Cranberry - piece of fruit which does not, yet, have any item of electronic equipment named after it. Delia Smith hopes to rectify this, being a businesswoman with an eye for a gap in the market.
PC User - prudish female colleague who will accuse you of sexual harassment if you make flippant reference to three and a half inch floppies.
Mac - short for "Macintosh". Waterproof garment. Useful when computerised office sprinkler system (installed in compliance with European safety legislation) goes on the blink again.
Big Mac - staple diet of office Computer Nerd.
Word processor - similar to a Kenwood Chefette, but for words. A Kenwood will reduce your vegetables to a tiny quantity of puree. A word processor will do the same to documents.

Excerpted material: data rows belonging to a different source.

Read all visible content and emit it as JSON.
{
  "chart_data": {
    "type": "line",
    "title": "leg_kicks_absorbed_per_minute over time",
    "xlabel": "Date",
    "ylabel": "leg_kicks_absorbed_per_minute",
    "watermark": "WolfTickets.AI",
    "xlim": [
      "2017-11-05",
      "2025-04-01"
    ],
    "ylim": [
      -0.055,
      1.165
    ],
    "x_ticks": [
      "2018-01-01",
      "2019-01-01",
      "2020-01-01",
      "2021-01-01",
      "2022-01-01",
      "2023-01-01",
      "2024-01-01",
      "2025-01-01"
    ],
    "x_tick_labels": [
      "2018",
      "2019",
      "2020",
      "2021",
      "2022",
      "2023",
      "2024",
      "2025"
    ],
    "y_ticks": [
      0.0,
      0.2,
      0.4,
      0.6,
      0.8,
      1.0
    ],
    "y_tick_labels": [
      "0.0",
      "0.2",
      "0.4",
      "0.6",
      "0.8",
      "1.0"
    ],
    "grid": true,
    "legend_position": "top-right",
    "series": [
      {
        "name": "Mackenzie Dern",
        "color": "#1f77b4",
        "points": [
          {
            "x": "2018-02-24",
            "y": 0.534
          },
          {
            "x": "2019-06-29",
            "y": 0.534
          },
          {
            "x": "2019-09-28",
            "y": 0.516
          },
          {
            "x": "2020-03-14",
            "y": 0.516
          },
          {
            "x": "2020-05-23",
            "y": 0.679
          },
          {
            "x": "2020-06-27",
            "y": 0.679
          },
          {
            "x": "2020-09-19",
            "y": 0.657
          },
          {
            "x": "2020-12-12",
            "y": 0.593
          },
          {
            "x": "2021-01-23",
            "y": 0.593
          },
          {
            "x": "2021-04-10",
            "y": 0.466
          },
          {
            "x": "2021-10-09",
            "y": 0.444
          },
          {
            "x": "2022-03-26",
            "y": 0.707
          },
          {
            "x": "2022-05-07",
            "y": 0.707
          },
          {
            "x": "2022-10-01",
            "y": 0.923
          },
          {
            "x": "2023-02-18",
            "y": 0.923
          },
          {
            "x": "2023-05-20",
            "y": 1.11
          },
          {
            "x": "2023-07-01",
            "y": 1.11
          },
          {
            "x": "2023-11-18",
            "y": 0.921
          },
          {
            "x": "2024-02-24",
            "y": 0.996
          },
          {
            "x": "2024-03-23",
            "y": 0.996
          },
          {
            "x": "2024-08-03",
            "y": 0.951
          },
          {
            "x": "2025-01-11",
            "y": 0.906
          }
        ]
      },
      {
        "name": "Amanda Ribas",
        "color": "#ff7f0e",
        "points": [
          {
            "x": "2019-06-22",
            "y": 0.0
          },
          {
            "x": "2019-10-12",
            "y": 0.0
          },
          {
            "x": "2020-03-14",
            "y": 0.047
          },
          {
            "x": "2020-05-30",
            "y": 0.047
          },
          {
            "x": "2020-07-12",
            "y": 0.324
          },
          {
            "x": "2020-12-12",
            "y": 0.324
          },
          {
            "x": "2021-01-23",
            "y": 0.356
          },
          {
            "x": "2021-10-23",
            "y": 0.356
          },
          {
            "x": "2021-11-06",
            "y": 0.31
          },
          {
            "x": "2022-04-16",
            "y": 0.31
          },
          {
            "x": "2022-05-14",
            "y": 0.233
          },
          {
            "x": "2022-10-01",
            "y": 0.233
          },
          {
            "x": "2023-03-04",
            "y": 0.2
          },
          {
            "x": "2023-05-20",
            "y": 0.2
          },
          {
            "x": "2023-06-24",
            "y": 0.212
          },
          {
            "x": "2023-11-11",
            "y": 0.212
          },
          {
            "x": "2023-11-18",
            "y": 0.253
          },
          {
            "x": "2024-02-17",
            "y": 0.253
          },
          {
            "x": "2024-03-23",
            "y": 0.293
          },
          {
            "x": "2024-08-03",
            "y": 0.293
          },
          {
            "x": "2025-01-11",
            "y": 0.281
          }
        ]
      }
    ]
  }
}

Window - thing to stare through when network has "gone down". Network generally goes down with more depressing results than Paula Jones.
Auto Spell-Checker - reason why Michael Portillo receives so much mail addressed to Mr Portaloo.
Modem - formal term of female address, once your letter has been processed by your Auto Spell-Checker (as in "Dear Sir or Modem").
RAM - Really Annoying Machine. Not to be confused with...
ROM - Ridiculously Obsolete Machine. May be upgraded to a Fisher Price Speak-N-Spell.
Notebook - spiral-bound collection of paper sheets, used as a more reliable information storage device when your computer has given up completely.